A research group at Tohoku University in Japan has developed a new deep learning (DL) model that enables automated screening of common eye disorders.
The new lightweight DL model has been designed to identify disease-related features using eye images.
It can be trained with a small number of images, including those with high levels of noise, and can be used on mobile devices.
Tohoku University noted that DL algorithms are generally task-specific and can identify general objects, such as animals, humans or road signs.
Disease diagnosis using DL models requires measuring tumours, tissue volume or other abnormalities accurately, which can provide self-monitory and tele-screening of diseases.
The model can look at separate images and mark boundaries in a process called segmentation.
Additionally, accurate prediction requires high computational output, with rendering being difficult to deploy on mobile devices.
The team obtained the measurements of the foveal avascular zone with the help of low-resource devices to improve screening for glaucoma.

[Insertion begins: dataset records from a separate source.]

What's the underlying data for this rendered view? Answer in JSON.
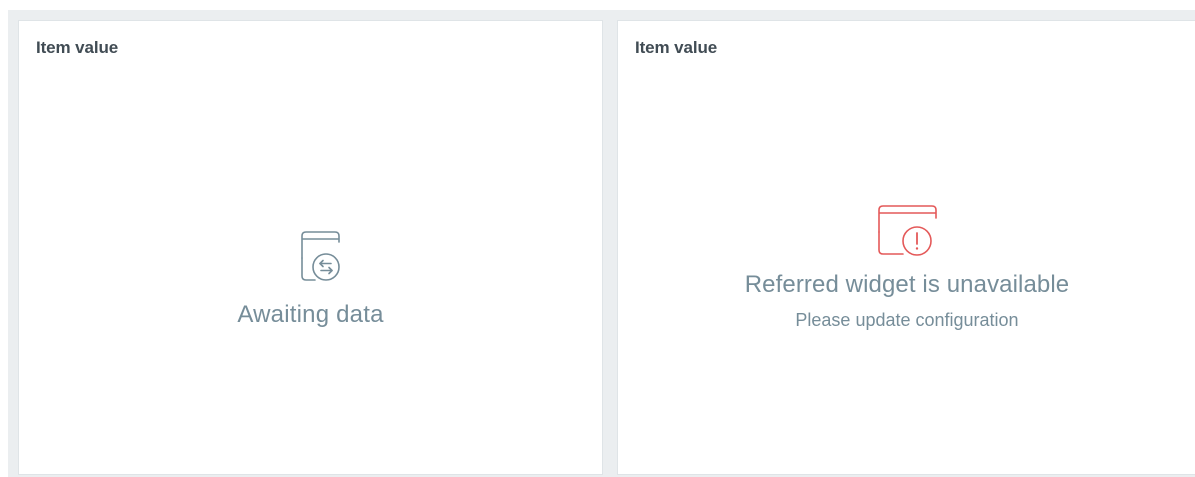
{
  "widgets": [
    {
      "header": "Item value",
      "state": "awaiting",
      "message": "Awaiting data",
      "icon": "awaiting-data-icon"
    },
    {
      "header": "Item value",
      "state": "unavailable",
      "message": "Referred widget is unavailable",
      "sub_message": "Please update configuration",
      "icon": "widget-unavailable-icon"
    }
  ],
  "colors": {
    "dashboard_background": "#ebeef0",
    "widget_background": "#ffffff",
    "header_text": "#414c54",
    "muted_text": "#768d99",
    "awaiting_icon": "#768d99",
    "error_icon": "#e45959"
  }
}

The foveal avascular zone is a region with the fovea centralis at the centre of the retina.
Tohoku University Department of Ophthalmology professor and co-author of the study Toru Nakazawa said: “There is always a trade-off between accuracy, speed and computational resources when it comes to DL models.
“Our developed model has better segmentation accuracy and enhanced model training reproducibility, even with fewer parameters – making it efficient and more lightweight when compared to other commercial softwares.
“Our model is also capable of detecting/segmenting optic discs and haemorrhages in fundus images with high precision.”
The team aims to deploy the lightweight DL model for screening other common eye disorders and diseases in the future.